Publié le 19 juin 2012 par Jblully

 Réciprocité ne veut pas dire protectionnisme - © Anton Balazh - Fotolia.comLa Commission européenne menace deux grands équipementiers chinois du secteur des télécommunications – ZTE et Huawei – de sanctions commerciales (Voir Les Échos, 1er juin 2012). Elle prend ainsi la mesure des pratiques déloyales (dumping, subventions massives d’État…) qui affectent les échanges commerciaux. Si la perspective de rétorsions reste à confirmer – les États-membres doivent, en effet, se mettre d’accord dans les semaines qui viennent – elle sera un signal fort tant les groupes européens des télécommunications souffrent aujourd’hui de la concurrence non loyale de certains opérateurs émergents.
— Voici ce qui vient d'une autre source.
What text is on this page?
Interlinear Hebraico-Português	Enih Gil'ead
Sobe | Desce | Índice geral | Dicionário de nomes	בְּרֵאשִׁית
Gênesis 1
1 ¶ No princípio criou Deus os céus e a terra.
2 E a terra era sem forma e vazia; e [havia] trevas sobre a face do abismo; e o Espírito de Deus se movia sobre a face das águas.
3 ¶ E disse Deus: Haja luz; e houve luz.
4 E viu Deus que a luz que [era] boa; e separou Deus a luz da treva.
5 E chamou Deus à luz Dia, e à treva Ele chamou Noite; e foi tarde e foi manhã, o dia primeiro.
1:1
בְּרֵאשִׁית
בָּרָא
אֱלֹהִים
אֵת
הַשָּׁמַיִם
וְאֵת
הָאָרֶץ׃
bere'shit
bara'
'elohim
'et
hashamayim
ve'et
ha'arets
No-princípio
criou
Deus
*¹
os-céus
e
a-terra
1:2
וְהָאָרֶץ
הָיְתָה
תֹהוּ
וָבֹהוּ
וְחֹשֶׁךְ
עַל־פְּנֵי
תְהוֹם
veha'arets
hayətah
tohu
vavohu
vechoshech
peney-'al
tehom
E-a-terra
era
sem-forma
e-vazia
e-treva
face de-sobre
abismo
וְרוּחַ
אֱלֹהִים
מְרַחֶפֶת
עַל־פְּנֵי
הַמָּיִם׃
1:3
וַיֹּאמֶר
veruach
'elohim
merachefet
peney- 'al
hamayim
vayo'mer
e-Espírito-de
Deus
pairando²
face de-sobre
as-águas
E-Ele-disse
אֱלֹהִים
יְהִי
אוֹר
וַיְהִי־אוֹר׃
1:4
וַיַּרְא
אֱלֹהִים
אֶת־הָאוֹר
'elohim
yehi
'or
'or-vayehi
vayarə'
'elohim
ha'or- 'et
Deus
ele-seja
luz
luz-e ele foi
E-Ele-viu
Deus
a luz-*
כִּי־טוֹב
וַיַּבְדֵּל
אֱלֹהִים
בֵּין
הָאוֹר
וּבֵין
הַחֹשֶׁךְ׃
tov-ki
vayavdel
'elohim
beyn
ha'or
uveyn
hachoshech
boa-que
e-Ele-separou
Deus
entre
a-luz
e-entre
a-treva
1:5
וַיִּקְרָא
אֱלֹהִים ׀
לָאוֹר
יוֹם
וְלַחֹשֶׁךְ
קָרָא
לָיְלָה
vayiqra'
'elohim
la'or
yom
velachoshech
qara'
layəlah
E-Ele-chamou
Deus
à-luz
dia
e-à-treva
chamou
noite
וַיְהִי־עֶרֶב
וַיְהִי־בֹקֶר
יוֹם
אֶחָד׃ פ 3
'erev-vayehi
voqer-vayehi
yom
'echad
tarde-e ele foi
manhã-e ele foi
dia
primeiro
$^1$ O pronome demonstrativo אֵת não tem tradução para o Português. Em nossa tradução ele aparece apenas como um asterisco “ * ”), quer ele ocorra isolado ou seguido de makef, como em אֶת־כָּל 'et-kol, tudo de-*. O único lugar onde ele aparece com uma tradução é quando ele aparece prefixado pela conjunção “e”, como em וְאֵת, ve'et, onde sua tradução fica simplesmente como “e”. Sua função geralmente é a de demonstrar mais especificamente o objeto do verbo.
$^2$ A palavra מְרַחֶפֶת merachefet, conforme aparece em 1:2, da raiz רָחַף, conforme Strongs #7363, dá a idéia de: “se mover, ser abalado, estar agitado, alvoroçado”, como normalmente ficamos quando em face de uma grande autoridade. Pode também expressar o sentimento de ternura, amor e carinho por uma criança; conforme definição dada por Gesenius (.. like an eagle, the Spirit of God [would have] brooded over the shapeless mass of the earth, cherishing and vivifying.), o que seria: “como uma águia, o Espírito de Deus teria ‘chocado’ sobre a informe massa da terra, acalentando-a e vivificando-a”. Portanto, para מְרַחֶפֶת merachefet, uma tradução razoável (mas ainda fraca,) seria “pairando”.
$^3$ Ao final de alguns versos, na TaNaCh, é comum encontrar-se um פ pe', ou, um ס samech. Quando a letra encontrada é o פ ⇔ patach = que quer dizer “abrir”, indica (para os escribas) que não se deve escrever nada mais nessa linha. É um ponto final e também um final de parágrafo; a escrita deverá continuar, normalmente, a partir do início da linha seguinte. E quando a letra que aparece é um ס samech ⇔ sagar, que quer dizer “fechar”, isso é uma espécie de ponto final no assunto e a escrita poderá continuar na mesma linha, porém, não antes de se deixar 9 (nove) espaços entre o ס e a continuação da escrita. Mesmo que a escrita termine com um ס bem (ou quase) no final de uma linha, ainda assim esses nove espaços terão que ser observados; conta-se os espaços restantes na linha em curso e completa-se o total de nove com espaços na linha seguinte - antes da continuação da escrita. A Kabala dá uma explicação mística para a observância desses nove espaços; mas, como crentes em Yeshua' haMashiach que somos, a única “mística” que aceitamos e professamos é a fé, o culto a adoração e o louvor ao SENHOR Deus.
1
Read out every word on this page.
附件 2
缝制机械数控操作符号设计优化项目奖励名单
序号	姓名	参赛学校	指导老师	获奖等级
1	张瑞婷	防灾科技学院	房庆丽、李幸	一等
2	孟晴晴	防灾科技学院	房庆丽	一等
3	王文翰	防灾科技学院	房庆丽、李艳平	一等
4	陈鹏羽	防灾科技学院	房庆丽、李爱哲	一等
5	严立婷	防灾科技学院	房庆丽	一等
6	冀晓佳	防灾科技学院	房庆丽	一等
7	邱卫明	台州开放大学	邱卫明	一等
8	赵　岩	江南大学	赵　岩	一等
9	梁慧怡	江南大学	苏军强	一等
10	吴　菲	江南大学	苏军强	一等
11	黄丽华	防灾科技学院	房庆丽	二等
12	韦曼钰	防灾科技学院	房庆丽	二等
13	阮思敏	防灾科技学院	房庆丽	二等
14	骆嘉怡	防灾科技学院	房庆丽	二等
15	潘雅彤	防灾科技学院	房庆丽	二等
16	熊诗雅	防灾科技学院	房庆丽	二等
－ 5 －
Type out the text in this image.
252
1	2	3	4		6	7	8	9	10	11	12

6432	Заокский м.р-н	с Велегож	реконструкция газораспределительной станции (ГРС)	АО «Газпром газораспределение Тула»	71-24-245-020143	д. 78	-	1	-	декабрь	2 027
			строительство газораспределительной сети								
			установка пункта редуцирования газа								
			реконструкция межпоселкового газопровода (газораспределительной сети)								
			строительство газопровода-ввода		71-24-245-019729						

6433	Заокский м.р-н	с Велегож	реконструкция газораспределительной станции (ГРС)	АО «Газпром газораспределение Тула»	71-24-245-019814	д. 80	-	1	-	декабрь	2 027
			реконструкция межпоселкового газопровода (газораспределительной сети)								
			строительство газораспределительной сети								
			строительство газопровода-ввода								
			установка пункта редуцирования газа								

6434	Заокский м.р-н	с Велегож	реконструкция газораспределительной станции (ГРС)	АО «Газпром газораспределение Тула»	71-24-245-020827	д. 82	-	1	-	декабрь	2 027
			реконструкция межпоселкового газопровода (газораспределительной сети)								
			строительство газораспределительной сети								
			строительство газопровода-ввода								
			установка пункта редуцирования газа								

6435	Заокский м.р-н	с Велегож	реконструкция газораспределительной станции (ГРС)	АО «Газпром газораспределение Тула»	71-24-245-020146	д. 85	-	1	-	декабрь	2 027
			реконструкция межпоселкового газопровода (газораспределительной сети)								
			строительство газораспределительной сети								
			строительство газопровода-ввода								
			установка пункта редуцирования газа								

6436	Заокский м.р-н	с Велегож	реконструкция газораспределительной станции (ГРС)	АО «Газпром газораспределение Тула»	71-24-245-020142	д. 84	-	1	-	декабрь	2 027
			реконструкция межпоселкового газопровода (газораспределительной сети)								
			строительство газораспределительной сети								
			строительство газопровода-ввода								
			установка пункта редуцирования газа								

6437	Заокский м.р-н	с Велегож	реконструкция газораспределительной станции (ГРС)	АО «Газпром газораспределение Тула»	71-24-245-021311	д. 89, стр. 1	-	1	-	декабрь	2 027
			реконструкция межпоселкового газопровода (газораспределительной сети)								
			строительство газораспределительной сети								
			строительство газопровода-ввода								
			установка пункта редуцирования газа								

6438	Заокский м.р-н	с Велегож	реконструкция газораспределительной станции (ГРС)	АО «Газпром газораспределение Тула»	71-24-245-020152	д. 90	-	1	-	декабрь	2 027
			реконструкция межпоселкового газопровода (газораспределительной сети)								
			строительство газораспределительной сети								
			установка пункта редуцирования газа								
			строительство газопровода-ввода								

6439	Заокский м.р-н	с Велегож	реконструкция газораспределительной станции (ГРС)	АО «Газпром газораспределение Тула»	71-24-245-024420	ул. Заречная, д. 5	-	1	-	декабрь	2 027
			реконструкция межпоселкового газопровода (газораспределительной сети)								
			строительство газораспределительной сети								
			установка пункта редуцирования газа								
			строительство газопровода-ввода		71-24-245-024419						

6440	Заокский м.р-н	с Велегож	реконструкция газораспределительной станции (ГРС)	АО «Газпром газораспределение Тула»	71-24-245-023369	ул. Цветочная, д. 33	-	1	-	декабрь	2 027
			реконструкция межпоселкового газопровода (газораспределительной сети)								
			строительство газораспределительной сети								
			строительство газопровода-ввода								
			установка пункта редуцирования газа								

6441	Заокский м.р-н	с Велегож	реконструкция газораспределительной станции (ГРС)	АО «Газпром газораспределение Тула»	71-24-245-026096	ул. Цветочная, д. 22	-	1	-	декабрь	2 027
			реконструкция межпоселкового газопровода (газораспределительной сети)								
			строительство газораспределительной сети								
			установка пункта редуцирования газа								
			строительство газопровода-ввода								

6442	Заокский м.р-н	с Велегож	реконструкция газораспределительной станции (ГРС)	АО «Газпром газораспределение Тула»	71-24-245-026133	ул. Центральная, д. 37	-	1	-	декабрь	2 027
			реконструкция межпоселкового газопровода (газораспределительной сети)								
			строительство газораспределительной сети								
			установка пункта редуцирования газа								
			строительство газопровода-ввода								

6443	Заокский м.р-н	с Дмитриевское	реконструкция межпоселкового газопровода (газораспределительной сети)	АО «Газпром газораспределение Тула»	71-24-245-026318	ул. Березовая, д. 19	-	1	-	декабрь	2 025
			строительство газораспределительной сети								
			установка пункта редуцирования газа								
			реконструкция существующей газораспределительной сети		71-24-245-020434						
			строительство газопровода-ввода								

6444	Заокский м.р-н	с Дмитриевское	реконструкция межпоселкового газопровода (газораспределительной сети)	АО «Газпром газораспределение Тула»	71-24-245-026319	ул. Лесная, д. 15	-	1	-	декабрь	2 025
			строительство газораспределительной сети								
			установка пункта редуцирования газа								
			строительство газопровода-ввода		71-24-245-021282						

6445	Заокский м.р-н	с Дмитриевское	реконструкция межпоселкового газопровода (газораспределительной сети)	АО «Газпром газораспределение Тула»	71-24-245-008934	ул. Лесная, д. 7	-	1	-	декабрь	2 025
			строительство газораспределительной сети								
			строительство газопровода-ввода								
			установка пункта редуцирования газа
Surtout, les institutions européennes sont, désormais, plus sensibles au vœu de réciprocité exprimé, de façon croissante, par les opérateurs économiques et les décideurs politiques des États-membres. Une première bataille a été gagnée : le terme « réciprocité » n’est plus un « gros mot » ; mais une seconde reste à mener : faire en sorte que ce terme ne soit plus assimilé à du protectionnisme par plusieurs pays européens. On le voit avec le projet de texte du Commissaire Barnier sur les marchés publics internationaux où les avancées sont loin d’être acquises. Dès lors, il est plus facile de parler de loyauté, d’équité ou de « fair trade ».

C’est dire combien il est important de convaincre nos partenaires européens – entreprises comme politiques – les plus réticents de l’aptitude d’une approche réciproque à rétablir des conditions de concurrence loyale. Aujourd’hui, les industriels européens soumis à des pressions de la part de leurs partenaires commerciaux perdent deux fois :

- une fois sur les marchés émergents dont ils sont exclus de par l’insécurité juridique et l’opacité qui entourent les règles des marchés publics ou de propriété intellectuelle par exemple ; selon la Chambre de commerce européenne en Chine, un cinquième des entreprises implantées dans ce pays souhaitent en partir compte tenu du contexte économique actuel mais aussi pour des raisons liées aux difficultés d’accès au marché ;

- une seconde sur le marché européen au sein duquel ils font l’objet de pratiques de dumping ou de concurrence très forte d’opérateurs qui bénéficient d’aides d’État mirifiques ; c’est la situation que connaît le secteur des télécommunications, suédois notamment, à tel point que ces sanctions arriveront peut être trop tard. C’est aussi celle que rencontrent, d’ores et déjà, d’autres secteurs (éolien, photovoltaïque) où les entreprises, allemandes par exemple, sont déjà fortement touchées par la concurrence de « champions nationaux » des pays émergents fraîchement émoulus grâce aux soutiens financiers des autorités chinoises.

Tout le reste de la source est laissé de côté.